Sunday, April 17, 2011

Places I have Viewed: Vietnam










In the morning we crossed the street, just held our breathe and crossed. The scooters just flowed around us. My mother and I shopped around, then drank some coffee in a average looking cafe. We talked about the bag I wanted, and I decided I prefered the haggling to the actual bag. Later on we ate some ice cream at a temple where Buddha was depicted as a woman, where 30 some people tried to sell us Tin Tin shirts. One women tried to sell me some ducks, but just wanted to look at them. I'm sure they were nice eating.

My mom and I then took a tour of life in the Mekong which included eating a deep fried fish as a whole. The guides were in their 60s and pushed us around their river ways, it was hotter then Hell and a lot of us were overweight. I didn't want things to be like this for them. At night on the bus ride home we passed by a park full of young people kissing on the back of their scooters. We all turned for a second look. The Vietnamese were falling in in love side by side right before our eyes. There was a tinge of jealously.

America became someone during this country. My Mom and I thought together, some of the parents in our group must have fought this part of the world when their hair was much longer. What was America ever thinking that we could win a war here? No one can train for Vietnam, the humid that makes your mouth feel cold, the places in between places, the rivers.

How could American go into another person's home and rearrange things, and expect things to stay that way? Is war even about making sure others live in a certain order? Oh America. Strong hearted and dumb.

Our last night in Vietnam I waved good-bye to my Mother from the back of a scooter with one arm around a middle-aged Vietnamese man. Her eyes filled with tears and as she cried to my driver, "That's my baby girl! Be careful!" He gave her a reassuring thumbs up. It was a warm night, I was very happy.

I smiled at the idea of her going back to her room, turing on the television only to think about her children and husband, and I back to floor 3 to capture everything done and seen while going about this part of the world with her.

Back at the ship students were buying fake North Face backpacks. Who could blame them, we were living in the surreal.

Traveling make us a little irrational.

Places I have Viewed: Malaysia














Jumped from Penang to Borneo with a plane to see great great great great x 10 grandparents. They had lives up in the trees, and the guides coaxed them down to us with bananas. No wonder we eat bananas today, that's what our ancestors did.

As a group we climbed up into Kota Kinabalu, the person I sat next to on the bus dropped his 5,000 dollar camera into a river. He was very sad. We looked for the biggest flower in the world.

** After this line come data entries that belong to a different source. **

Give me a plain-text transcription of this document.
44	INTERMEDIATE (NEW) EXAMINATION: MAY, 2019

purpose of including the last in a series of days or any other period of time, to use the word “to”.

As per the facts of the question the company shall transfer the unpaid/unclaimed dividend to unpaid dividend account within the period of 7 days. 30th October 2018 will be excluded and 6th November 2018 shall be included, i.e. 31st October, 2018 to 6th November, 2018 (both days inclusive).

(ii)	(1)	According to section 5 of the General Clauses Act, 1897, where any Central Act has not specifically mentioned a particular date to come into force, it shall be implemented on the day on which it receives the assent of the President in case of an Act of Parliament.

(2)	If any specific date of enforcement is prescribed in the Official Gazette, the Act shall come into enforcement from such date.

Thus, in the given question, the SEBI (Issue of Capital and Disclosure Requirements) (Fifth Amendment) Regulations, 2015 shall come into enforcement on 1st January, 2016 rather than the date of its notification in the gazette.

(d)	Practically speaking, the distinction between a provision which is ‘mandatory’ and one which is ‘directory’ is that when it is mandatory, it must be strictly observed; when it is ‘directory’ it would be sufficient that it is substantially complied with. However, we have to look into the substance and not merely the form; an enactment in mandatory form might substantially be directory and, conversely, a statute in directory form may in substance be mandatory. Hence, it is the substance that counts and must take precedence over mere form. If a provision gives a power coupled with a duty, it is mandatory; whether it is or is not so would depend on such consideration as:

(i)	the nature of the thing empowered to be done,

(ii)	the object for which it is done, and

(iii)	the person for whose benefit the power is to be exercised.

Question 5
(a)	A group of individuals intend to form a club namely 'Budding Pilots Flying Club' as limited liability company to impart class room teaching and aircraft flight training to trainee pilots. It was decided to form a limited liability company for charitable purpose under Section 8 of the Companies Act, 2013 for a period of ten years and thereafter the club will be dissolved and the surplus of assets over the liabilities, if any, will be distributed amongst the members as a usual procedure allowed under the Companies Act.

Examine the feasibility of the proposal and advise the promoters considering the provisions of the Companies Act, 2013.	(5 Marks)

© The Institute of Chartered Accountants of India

There were a lot of prostitutes at night in the town we were staying at. They swarmed around the hotels full of drunk white men. I wandered and watched the locals sing late into the night on my walks home and wondered how much money the women would actually take home that night for the work they were doing. The men that looked after them were gross, and smile-less. I wanted to speak something other than English.

In the day I tried to avoid being in a big loud group. I smiled, walked past windows, looked people in the eye, and tried to go unnoticed. I dreamed of living there for a few days. Some people lived over the ocean and fished outside their houses. Some people lived in wooden enclosures without bedposts or coffee tables. Some people lived in houses with tin roofs next to cloud forests. Some people lived above of stores that sold the Koran. Sometimes it was foggy, but overall life was warm and beautiful and people just seemed to live on top of each other.